両親と過ごしたその時代、6畳の角にはテレビがあり、テレビの前にはお決まりの一家の団欒“こたつ”。テレビの向かいに私と弟が座り、父が右、母は左。テレビの代わりにビデオカメラでも備え付ければ「寺内貫太郎一家」の出来上がりだね。
モノクロテレビの普及は1959年頃というから私の記憶にはないが、お向いのお宅でテレビを見ている写真が数枚ある。それからたった5~6年の1964年、東京オリンピックの年にはカラーテレビが普及したそうだから、時代も情報も急速に進歩を始める頃、私は生まれた事になる。
さあ、そんなテレビを囲んで楽しい「夕餉のお話」といきたいが…駄菓子屋世代、別にそんなに楽しい話ばかりが詰まっているわけじゃない。行儀作法の躾なのか、はたまた親父のストレス解消なのか、やれ「正座をしろ」「肱をついて食べるな」「箸の持ち方が違う」「こぼすな!食べ物を祖末にするな!テレビに夢中になるなー・・・!」最後には「テレビ消すぞ!」右隣からまったく父がうるさい。時には平手打ちだって飛んでくる。まるで細身の「寺貫」だよ。
この父、釣りと料理が好きな左利き。酒を片手にご機嫌でよく台所に立った。魚を捌く左包丁は、どうも私には妙ちきりんに見えて仕方ない。ちょっとやってみろったって頭が混乱するばかりだ。ザルや小鍋をやたらと使い、小分けに丁寧に作られた料理はおいしいが・・・酒も回ればそろそろご機嫌も傾いてくるらしい。「洗い物が大変なのよねえ」とこっそり逃げる母。そろそろお説教が始まるぞ、さっさと逃げなければな…と私は思うのだった。

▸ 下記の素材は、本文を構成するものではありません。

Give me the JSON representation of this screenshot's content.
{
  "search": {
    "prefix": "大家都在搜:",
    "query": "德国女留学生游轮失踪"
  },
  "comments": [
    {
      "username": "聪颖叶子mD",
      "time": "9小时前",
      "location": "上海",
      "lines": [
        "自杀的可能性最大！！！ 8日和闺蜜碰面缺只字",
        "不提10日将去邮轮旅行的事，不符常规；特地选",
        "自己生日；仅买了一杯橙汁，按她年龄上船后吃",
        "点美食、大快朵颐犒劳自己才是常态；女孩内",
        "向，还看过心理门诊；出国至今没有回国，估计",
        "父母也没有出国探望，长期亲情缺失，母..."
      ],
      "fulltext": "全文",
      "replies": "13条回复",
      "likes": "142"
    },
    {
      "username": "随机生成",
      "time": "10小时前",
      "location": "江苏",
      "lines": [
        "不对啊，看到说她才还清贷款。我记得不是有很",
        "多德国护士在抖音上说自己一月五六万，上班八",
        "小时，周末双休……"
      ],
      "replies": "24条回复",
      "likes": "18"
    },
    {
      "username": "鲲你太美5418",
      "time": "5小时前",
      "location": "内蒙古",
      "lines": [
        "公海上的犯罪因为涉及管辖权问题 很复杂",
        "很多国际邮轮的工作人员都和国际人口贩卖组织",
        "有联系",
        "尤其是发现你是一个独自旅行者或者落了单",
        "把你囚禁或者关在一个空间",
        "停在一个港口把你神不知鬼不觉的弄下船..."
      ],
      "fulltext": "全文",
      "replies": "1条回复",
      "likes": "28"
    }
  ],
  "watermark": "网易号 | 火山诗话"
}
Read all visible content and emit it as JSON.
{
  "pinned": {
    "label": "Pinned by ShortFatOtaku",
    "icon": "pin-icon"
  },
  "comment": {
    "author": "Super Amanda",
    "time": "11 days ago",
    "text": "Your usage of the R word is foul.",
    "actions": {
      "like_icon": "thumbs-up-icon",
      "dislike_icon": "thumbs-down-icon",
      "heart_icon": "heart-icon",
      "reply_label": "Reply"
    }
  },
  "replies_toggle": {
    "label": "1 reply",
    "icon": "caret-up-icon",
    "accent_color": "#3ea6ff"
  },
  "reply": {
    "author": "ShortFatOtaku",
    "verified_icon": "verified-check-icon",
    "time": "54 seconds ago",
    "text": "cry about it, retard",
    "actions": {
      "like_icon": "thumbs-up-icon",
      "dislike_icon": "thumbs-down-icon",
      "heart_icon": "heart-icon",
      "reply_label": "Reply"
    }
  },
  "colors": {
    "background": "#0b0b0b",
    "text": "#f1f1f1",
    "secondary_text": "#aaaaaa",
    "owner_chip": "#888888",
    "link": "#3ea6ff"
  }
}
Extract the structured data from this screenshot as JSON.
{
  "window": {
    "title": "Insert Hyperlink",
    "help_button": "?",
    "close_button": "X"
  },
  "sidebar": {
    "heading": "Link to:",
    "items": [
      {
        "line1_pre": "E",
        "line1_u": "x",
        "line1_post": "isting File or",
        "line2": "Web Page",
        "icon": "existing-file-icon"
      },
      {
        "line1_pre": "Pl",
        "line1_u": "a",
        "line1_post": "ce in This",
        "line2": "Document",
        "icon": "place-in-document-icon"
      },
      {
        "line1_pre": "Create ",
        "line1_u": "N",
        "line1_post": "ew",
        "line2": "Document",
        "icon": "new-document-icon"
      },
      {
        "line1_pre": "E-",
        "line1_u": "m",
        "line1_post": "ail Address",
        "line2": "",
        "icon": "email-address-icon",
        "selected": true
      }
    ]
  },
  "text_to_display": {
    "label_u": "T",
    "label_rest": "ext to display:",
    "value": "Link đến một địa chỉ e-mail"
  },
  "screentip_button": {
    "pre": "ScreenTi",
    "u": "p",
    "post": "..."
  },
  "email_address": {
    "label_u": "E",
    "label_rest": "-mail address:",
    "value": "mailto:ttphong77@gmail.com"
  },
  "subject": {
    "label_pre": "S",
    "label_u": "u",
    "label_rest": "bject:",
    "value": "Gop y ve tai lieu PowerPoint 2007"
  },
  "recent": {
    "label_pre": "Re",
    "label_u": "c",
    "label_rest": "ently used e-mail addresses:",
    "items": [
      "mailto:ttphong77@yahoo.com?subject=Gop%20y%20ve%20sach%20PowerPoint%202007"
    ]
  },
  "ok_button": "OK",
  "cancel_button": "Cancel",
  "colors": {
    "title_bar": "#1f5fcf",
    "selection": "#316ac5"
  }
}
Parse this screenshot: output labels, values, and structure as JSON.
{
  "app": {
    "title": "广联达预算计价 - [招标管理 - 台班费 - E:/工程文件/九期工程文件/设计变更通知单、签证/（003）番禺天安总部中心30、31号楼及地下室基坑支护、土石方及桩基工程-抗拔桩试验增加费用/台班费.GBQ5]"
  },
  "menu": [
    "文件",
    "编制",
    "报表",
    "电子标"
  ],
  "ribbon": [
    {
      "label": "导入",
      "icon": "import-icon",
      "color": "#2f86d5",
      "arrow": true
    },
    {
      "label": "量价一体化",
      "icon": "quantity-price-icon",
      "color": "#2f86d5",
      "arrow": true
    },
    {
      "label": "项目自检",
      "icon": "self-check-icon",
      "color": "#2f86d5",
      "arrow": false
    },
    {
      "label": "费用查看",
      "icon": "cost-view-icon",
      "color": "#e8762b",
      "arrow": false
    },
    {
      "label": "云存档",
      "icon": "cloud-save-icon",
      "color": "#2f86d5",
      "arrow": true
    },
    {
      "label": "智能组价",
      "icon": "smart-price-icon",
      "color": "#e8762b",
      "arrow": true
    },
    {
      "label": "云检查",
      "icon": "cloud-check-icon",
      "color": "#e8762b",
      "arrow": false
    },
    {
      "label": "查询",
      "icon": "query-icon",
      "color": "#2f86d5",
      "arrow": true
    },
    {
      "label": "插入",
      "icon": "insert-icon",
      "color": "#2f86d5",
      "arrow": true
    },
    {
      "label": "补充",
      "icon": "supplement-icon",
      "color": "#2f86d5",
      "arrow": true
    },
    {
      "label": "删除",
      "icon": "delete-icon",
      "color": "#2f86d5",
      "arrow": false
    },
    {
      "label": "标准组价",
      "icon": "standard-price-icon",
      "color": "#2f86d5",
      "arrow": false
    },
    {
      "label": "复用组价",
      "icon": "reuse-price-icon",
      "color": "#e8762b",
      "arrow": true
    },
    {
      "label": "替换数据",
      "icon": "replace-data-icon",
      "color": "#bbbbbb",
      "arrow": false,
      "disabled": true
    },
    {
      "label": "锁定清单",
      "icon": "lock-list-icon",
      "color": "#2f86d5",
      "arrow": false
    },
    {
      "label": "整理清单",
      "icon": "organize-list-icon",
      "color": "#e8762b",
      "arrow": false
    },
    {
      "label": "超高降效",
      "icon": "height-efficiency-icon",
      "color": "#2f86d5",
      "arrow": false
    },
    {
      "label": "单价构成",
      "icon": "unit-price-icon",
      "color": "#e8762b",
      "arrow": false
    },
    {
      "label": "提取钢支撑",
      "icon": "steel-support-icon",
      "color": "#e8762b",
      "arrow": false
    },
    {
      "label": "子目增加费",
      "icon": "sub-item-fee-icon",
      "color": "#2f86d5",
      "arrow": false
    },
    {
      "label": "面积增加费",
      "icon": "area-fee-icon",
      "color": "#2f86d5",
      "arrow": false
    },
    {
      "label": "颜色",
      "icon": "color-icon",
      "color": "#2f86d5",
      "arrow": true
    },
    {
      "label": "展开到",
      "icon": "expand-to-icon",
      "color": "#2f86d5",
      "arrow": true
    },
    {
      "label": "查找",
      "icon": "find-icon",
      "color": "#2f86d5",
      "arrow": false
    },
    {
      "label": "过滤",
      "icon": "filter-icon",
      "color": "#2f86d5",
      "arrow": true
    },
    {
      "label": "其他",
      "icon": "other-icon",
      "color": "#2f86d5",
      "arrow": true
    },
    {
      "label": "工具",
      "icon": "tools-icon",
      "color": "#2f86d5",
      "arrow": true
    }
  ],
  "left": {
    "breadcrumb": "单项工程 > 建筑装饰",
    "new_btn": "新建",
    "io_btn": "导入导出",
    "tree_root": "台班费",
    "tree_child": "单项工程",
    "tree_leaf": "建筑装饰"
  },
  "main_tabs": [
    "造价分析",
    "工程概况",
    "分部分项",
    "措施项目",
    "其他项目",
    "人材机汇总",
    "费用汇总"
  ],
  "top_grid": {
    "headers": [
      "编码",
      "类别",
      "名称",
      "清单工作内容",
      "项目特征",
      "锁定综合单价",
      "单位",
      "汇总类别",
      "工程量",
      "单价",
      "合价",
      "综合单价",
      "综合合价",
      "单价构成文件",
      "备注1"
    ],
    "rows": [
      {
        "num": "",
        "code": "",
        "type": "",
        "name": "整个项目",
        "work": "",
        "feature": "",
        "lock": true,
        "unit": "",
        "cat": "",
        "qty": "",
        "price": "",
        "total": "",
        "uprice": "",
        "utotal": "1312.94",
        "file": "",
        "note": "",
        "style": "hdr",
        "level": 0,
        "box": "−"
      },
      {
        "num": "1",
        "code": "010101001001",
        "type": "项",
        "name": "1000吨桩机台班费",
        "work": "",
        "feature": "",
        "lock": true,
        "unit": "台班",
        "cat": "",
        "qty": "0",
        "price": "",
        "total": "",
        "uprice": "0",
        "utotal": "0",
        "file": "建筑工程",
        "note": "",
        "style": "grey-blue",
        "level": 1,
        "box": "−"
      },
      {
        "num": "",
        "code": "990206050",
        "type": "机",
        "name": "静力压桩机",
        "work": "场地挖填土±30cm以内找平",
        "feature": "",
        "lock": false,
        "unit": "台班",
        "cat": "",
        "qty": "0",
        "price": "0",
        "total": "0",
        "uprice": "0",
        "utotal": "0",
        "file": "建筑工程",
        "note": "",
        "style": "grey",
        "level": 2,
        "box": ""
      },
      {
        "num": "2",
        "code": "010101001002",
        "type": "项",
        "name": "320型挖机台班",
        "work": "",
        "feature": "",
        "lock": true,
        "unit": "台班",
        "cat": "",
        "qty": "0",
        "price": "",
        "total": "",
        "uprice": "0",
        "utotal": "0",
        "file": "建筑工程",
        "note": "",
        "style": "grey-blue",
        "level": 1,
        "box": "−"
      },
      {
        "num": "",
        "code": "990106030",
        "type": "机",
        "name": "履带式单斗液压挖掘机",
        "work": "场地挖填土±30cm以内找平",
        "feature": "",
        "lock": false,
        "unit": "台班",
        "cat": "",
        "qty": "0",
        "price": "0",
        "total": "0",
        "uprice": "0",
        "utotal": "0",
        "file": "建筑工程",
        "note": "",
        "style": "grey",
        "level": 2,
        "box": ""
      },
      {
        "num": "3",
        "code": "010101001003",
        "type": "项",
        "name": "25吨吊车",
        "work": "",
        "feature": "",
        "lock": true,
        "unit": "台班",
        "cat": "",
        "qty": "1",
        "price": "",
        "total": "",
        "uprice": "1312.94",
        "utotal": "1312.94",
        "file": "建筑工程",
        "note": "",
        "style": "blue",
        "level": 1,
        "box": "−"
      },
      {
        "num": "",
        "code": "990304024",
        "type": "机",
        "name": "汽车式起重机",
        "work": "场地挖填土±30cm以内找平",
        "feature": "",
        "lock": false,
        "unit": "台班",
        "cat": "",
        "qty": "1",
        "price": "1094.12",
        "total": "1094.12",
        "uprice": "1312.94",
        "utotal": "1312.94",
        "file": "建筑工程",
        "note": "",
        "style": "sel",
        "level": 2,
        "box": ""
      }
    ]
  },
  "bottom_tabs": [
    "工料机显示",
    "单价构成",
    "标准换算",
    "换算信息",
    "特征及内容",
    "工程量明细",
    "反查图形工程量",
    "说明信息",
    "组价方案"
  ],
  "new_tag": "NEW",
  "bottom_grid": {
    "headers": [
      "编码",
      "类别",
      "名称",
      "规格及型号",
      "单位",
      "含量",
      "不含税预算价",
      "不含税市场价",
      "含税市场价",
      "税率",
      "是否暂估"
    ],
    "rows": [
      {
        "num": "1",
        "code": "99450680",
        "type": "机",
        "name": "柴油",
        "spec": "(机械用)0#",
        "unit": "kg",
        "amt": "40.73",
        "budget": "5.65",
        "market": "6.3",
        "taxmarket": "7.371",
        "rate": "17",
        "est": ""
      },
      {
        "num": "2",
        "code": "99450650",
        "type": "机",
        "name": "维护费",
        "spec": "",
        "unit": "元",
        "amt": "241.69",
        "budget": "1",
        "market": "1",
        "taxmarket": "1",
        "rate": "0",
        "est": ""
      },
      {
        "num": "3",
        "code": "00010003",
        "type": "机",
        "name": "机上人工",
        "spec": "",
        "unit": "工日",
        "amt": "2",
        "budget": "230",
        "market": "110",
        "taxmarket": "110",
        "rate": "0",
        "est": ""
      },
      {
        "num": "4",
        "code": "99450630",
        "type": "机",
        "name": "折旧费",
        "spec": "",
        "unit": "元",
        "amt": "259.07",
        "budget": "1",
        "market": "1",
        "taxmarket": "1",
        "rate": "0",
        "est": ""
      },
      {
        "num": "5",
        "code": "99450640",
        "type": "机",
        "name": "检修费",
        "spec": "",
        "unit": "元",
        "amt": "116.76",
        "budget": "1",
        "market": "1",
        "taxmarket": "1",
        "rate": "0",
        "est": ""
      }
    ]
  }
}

想い出は、長い人生の中のほんの一瞬の記憶かもしれないなと思う。小さな平和の中にちょっとだけまぎれてる。
そんな料理好きの酒乱ワンマン親父の味は「天ぷら」。サクっと揚がった天ぷらは最高だ。小麦粉の衣種を、油の中にパッパッパッと威勢よく飛び散らせてサクサク衣を作るのだが、私はその技をとうとう盗めなかったし、父も逝ってしまったのでもう食べる事はできない。私は「台所が汚れるわ」「油が不経済よ」などと憎まれ口を叩いたが、もう一度食べたら涙が出るかもしれない。
「ソラマメの天ぷら」私のヘタッピな天ぷらで申し訳ないが
旬の味はビールのおつまみに最高ですよ。
旬の味はビールのおつまみに最高ですよ。